Pour se refaire une image, Terrelle Pryor s’est emparé des fantômes de l’organisation afin de les exorciser une bonne fois pour toute. Repartir à neuf, autant pour l’équipe que pour le jeune quart qui vivait lui-même un long passage à vide.

Un mariage parfaitement imparfait.

Depuis, Pryor a confondu tous les experts en quatre départs derrière le centre.

Enfin de l’espoir pour les Raiders

À l’aube de la sixième fin de semaine d’activités, les Raiders affichent un dossier de 2-3 et ont été étonnamment très compétitifs à tous les matchs cette saison.

Les statistiques de Pryor ne sont pas impressionnantes à proprement parler, mais sa présence derrière le centre est clairement une source d’inspiration pour ses coéquipiers.

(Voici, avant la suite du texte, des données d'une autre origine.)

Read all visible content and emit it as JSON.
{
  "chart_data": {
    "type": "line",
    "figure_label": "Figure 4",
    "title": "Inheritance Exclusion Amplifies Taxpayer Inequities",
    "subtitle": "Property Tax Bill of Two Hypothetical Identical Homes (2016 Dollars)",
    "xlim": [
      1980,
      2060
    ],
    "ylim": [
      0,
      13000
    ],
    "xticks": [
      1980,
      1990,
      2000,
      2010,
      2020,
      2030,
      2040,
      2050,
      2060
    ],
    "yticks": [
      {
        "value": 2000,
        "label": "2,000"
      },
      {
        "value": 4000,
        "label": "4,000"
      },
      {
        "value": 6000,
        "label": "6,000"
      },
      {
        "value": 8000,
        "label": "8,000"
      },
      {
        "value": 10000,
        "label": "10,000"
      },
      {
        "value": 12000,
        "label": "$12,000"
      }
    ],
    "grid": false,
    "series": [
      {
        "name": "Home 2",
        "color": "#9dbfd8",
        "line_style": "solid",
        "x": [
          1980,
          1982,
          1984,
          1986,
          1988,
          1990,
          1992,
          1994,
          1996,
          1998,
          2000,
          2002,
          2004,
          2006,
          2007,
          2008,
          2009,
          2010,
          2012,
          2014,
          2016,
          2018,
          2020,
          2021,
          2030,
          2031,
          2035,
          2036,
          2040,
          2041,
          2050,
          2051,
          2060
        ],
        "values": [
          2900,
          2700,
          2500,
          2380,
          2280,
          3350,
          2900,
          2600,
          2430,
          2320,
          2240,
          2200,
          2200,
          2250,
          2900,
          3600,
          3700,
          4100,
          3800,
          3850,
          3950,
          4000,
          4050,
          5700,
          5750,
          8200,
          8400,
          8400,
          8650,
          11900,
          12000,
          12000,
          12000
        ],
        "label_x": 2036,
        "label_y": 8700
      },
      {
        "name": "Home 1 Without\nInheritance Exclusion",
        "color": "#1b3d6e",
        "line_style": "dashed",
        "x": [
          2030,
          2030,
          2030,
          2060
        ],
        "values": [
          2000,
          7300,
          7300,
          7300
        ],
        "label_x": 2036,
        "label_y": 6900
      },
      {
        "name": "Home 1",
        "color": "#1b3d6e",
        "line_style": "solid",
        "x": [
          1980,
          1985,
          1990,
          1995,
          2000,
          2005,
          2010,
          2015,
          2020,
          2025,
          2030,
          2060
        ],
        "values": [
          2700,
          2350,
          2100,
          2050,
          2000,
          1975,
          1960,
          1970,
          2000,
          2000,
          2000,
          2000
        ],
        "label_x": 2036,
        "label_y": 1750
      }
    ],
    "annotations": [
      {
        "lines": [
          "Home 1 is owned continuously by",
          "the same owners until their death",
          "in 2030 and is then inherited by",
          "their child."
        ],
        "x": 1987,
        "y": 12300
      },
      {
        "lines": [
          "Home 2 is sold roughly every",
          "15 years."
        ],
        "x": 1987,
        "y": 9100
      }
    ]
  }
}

Avec un jeune groupe de receveurs et Darren McFadden sur sa dernière année de contrat, l’offensive des Raiders présente une menace réelle aux équipes adverses, comme en témoigne la moyenne d’un peu moins de vingt points par match que maintient l’équipe.

En raison de ses capacités athlétiques, Pryor est une menace constante avec ses jambes et entre dans la conversation quand on mentionne la révolution des jeunes quarts mobiles dans la NFL. L’explosif Denarius Moore s’est vite imposé comme la cible de choix de Pryor. Plusieurs ratés en raison de l’apprentissage sont survenus jusqu’ici, mais l’amélioration est palpable depuis le début de la saison et après la victoire contre les Chargers, dimanche dernier, les Raiders ne sont plus systématiquement négligés en raison de leur jeunesse. En fait, cette même jeunesse commande un certain respect en raison de son imprévisibilité.

Ice CubeD’ailleurs, le calendrier à venir avantage drôlement Oakland. Avec des matchs à venir contre les Steelers, les Eagles et les Giants lors du prochain mois, les Raiders pourraient facilement se retrouver avec une fiche au-dessus de ,500, une réalité impensable avant l’éclosion de Pryor.

Malheureusement pour les Raiders, le virage abrupt survient en même temps que la saison de rêve de Peyton Manning à la tête des Broncos et la résurrection des Chiefs sous la tutelle d’Andy Reid. L’AFC Ouest, du jour au lendemain, est devenue l’une des divisions les plus compétitives de la NFL. Par contre, l’apprentissage de Pryor pourrait paver la route vers un avenir luxurieux à Oakland.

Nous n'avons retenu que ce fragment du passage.